In this paper, after adding the TA module to the different scale features of the pyramid pool module, we also use a parameter-sharing strategy to share the weight of features learned from small-scale features through the TA module to other scale features to improve the generalizability and robustness of the input of the model. In summary, the addition of the TA (triplet attention) module aims to enhance the focus on fish characteristics within the pyramid pooling module without increasing the number of parameters, thereby improving the accuracy of the fish segmentation model. The parameter-sharing strategy is employed to accelerate the model-training process and inference speed, thereby enhancing the computational efficiency of the model.
4. Conclusions
Currently, acquiring underwater fish morphology data is still mostly based on traditional measurements after fishing and bringing the fish ashore. To improve efficiency, most technologies are now moving toward underwater real-time fish segmentation, which makes it easier to obtain fish morphology data. However, due to the influence of underwater water quality and the influence of many other types of ecological information, the images are blurred and distorted. To solve these problems, a high-precision segmentation method (IST-PSPNet) was proposed. Experiments showed that, compared to other semantic segmentation methods, this method could improve the segmentation accuracy for small fish with blurring and similar colors and backgrounds. Moreover, in underwater fish segmentation, our method achieved good segmentation accuracy.
- (1)
To fully relate the extracted features of different scales to the context in the feature extraction stage, we proposed an iterative attention feature fusion method based on an iAFF module. Through this method, we realized the depth mining of different scale feature information. Moreover, for this particular underwater scenario, this method could effectively integrate local feature information and global feature information to achieve full awareness of context information. In addition, we also solved the problem of how to initially integrate the received features through iteration.
- (2)
In an underwater environment, extracting more information about the characteristics of fish can help to better segment them. In this paper, the average pool in the backbone ResNet50 network was replaced by SoftPool to address the lack of feature information caused by the pooling process. In addition, SoftPool calculated features in a rapid, exponentially weighted way.
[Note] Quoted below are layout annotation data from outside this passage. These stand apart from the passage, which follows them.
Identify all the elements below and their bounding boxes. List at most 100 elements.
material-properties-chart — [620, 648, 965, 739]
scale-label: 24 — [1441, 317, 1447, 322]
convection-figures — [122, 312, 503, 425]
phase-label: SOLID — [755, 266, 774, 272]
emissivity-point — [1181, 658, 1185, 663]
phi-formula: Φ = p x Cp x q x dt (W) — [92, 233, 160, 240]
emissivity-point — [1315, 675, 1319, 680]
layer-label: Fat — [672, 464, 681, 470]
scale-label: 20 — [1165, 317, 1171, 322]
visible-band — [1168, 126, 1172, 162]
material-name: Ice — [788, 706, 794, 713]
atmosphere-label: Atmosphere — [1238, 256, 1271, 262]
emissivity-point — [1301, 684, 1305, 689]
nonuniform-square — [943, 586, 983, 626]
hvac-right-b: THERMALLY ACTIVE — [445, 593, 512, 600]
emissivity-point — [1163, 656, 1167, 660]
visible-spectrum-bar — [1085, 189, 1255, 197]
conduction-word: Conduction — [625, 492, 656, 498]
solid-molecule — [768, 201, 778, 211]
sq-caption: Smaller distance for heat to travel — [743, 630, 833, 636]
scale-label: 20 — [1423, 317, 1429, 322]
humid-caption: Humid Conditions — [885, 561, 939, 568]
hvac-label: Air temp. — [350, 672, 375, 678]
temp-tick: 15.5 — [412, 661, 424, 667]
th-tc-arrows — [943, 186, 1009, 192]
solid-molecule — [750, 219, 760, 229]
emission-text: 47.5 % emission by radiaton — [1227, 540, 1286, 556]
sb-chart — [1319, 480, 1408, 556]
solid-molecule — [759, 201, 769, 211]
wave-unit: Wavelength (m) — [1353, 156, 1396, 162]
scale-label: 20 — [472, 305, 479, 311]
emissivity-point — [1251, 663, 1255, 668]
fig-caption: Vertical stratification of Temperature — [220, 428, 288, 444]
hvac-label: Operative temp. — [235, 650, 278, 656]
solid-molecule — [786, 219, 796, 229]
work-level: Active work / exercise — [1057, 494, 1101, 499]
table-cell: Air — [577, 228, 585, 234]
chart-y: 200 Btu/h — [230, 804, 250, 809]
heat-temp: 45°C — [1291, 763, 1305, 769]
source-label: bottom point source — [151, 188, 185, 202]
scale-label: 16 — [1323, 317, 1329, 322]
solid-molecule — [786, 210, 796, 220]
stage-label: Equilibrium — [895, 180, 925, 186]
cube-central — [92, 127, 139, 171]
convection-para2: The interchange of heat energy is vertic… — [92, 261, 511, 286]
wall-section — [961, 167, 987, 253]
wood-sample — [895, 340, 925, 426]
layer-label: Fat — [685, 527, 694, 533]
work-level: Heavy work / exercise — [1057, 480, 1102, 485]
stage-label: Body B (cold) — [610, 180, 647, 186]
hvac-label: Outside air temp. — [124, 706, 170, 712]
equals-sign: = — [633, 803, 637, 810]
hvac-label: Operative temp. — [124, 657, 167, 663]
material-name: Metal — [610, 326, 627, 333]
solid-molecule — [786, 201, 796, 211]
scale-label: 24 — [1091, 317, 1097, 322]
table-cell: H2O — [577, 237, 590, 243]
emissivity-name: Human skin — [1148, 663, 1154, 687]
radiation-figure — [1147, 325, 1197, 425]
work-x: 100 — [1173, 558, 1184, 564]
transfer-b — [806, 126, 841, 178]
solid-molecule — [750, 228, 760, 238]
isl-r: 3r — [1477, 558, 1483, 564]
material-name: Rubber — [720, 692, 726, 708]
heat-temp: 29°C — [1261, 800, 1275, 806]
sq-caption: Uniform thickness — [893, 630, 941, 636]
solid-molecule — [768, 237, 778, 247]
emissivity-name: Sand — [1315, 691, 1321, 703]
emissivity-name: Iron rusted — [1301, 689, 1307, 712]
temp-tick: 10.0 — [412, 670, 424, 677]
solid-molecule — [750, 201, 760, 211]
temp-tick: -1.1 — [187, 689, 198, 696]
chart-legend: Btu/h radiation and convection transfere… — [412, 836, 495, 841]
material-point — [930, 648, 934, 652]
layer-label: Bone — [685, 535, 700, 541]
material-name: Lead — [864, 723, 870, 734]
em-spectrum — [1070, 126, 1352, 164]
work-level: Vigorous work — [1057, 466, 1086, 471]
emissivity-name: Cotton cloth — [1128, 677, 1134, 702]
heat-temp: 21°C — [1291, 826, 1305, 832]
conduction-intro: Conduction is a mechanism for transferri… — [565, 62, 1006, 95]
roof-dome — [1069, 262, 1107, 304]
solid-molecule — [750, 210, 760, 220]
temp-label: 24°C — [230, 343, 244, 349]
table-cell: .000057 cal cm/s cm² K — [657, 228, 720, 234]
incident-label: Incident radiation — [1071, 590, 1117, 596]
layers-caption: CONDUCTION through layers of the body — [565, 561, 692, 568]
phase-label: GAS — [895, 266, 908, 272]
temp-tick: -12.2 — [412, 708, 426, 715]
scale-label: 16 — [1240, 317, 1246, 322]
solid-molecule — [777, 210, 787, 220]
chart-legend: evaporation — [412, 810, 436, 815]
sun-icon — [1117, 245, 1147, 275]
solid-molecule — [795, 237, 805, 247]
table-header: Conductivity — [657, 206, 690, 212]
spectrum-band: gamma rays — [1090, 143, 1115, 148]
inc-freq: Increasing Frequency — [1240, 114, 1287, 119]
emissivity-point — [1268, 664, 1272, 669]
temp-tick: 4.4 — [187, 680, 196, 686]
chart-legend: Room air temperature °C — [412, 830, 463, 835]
In this way, compared with average pooling, the numbers of parameters and calculations were reduced to a great extent and the reasoning speed was accelerated.
- (3)
To make the network model more suitable for fuzzy underwater scenes, we added a triplet attention (TA) module after different scale features of the pyramidal pool module. The TA module captured the specific position of fish features in the channel dimension through the spatial dimension of the independent branch to realize the attention to fish features. The underwater fish segmentation performance was improved without increasing the calculation parameters.
- (4)
In this paper, a parameter-sharing strategy was utilized when adding the TA module. This strategy enabled different scale features in the pyramid pooling module to share the same parameters. In this way, the numbers of model parameters and calculations were greatly reduced.
The method proposed in this paper may play an important role in promoting the development of intelligent fisheries and provide some help with intelligently obtaining fish data. The focus of future research should be to reduce the numbers of parameters and computations of network models in underwater fish segmentation through further research to achieve lightweight processing.